Beach House
The house was really a hut, straw thatched roof and bamboo shoots for walls, just a handful of meters above the high water mark of the tide. It’s foundation logs were embedded in the beach, and it had a porch with two rocking chairs on it facing the water. There was nothing else nearby- cliffs to the south a ways, gray shining slabs of rock, and to the north nothing but sand and the faint silhouette of a dock. There was no driveway- you parked at the end of a dirt road a good ways away and hoofed it over the dunes. I wasn’t parked there- the men who brought me here had done so in a jeep that, naturally, went back with them. No transportation, just a rusted old bike roped to a palm tree behind the hut. I’d been instructed not to use it, but I hadn’t planned on it anyway.
I walked around barefoot. I’d cut a good five inches off the bottom of my khakis that first day, so they didn’t drag, and the floor was worn smooth enough that splinters weren’t an issue. I had a pair of patent leather dress shoes and some old sneakers, both of which stayed in the closet under one Hawaiian shirt and three t-shirts. Everything there was brought by me in a black duffel bag. I hadn’t had hardly any time when they showed up at my door, and the tall one had tossed me the bag, “Here. You can take.” So I filled it with those shirts, jeans and khakis, shoes, my toothbrush, my meds, a dog-eared copy of The Great Gatsby (“take something to read, senor, no TV”), and a nine millimeter.

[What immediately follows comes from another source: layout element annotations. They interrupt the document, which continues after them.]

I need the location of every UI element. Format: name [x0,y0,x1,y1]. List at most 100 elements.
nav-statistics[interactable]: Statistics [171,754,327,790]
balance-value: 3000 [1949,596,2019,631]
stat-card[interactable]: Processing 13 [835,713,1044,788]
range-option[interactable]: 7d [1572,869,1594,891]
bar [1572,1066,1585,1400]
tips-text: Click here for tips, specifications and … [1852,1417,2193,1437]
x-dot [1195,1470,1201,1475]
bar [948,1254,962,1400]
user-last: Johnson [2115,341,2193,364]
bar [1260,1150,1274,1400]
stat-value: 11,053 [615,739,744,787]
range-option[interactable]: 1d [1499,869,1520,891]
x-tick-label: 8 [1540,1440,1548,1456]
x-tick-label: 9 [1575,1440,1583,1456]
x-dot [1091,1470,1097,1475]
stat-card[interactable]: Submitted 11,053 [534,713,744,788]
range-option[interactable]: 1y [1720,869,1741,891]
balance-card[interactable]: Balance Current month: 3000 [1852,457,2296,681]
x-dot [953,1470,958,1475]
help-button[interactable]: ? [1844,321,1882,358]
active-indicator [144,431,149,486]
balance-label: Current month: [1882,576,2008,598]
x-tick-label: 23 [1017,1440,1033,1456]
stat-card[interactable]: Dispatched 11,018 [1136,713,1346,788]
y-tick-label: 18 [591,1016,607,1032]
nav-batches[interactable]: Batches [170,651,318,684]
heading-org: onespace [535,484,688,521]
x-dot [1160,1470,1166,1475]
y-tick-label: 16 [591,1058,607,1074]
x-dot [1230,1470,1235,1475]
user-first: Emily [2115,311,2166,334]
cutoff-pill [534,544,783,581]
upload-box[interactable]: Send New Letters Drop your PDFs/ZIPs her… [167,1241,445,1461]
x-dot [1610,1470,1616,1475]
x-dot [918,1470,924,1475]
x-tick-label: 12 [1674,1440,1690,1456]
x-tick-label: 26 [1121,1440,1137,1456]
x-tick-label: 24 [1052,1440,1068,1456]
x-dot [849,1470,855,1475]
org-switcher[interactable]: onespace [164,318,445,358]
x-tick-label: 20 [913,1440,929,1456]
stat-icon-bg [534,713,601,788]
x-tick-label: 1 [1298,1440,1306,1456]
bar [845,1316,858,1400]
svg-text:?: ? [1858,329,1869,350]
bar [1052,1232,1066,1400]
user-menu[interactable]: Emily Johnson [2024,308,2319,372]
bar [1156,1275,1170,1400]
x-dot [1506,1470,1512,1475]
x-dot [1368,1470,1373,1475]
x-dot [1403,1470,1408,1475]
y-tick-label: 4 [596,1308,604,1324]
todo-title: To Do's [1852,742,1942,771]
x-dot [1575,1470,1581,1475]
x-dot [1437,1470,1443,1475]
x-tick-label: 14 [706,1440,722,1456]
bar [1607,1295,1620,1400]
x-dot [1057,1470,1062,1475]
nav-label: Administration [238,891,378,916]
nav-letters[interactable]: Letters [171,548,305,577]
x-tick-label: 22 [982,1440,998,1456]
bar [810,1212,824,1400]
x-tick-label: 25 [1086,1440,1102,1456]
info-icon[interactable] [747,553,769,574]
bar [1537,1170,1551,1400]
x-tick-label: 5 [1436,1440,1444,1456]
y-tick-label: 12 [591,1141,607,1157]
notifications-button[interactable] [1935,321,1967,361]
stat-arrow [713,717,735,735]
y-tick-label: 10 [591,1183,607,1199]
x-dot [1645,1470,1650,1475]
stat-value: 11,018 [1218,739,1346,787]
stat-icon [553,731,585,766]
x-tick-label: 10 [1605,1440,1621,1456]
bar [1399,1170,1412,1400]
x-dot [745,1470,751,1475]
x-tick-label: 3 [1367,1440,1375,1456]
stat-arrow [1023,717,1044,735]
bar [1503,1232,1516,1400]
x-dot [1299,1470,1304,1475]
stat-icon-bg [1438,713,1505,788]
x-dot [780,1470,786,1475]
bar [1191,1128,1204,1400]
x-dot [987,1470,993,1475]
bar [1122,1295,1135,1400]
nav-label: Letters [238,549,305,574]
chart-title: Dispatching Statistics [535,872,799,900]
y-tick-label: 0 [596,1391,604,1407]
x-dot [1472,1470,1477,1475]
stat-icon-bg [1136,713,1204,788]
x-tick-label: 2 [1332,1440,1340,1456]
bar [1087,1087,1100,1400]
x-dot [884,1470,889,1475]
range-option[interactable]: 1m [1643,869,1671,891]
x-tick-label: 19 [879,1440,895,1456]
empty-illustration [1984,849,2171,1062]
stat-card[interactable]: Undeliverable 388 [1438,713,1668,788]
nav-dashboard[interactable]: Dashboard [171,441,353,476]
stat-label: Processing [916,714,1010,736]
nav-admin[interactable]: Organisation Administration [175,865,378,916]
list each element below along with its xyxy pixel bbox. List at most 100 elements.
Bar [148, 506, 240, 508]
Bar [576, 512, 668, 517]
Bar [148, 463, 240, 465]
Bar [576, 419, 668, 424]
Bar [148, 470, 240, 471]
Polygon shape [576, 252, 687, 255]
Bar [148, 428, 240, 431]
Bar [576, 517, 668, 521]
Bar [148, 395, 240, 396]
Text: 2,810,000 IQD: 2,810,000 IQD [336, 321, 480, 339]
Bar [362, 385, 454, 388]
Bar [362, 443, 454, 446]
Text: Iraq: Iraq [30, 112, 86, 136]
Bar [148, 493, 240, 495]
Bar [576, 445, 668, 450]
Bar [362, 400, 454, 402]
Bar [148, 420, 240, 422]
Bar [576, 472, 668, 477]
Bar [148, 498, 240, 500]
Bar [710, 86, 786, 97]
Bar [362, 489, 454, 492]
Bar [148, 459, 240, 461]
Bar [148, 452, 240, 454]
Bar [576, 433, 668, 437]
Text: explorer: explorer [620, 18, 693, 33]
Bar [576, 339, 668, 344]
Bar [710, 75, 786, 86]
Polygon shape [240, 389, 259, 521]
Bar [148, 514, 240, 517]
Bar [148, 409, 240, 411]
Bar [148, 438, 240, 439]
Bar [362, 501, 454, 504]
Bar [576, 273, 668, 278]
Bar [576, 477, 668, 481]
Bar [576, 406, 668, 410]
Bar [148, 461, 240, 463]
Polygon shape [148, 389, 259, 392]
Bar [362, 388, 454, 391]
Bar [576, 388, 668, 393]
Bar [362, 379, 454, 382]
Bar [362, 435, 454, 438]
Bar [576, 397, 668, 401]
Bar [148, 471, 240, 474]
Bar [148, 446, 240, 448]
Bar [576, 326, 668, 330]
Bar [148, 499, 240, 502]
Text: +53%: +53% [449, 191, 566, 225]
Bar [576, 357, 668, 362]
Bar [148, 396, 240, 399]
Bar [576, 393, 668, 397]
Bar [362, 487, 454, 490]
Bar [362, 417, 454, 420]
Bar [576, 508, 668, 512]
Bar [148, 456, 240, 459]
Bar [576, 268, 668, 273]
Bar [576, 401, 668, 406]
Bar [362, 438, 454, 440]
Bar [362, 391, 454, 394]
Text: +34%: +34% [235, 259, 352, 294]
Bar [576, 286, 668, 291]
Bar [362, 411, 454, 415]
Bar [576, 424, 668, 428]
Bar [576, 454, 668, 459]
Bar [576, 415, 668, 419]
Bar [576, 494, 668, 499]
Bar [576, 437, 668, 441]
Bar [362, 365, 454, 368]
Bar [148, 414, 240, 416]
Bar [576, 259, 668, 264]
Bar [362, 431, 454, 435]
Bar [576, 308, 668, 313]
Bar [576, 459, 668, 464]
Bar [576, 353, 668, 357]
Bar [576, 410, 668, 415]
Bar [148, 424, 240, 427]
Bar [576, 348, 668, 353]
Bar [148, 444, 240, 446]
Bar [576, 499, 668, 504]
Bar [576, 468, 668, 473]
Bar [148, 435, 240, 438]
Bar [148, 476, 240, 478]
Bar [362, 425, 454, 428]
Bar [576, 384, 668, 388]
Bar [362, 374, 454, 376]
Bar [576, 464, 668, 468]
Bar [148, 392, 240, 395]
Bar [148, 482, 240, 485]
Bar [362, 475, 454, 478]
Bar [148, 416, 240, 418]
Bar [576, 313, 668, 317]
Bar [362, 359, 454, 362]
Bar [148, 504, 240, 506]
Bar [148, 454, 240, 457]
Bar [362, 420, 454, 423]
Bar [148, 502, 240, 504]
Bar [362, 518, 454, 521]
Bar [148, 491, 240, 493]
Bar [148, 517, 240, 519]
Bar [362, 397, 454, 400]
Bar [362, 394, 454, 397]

The first week was hideously boring. The sound of the surf- the only sound for most of the day and night- was not peaceful or calming for me, not then. I still had the jitters, the itch of anxiety in my skin. I kept looking at the phone they’d given me, sitting there on the small kitchen table. Of course, I’d been told not to use it unless there was some horrific emergency. I wasn’t tempted to. I honestly had no one to call. My sister was the only number I had memorized, but she was married with kids and a house in the states, and the absolute last person on this earth she would want to hear from was me. She might take some satisfaction of the “I told you this is how’d you’d end up” variety, which was hardly a compelling reason for me to ring her up.
Of that week, the first couple days were the worst. I felt the constant need to get up, to move, to lift things and examine things and move things around, to look out the windows and pace nervously up and down the beach, watching the edge of jungle. The gun was in my waistband, though I periodically took it out. It had the paradoxical effect of a firearm- making you feel dangerous and endangered at the same time, hoping for and dreading the situation that would call for its use. I had trouble sleeping. No city noise, no people, no cars, just the sound of the wind and the waves pummeling me with relentless repetition. Gust, crash, gust, crash, all night, and me laying on the bed, drumming my fingers on my chest.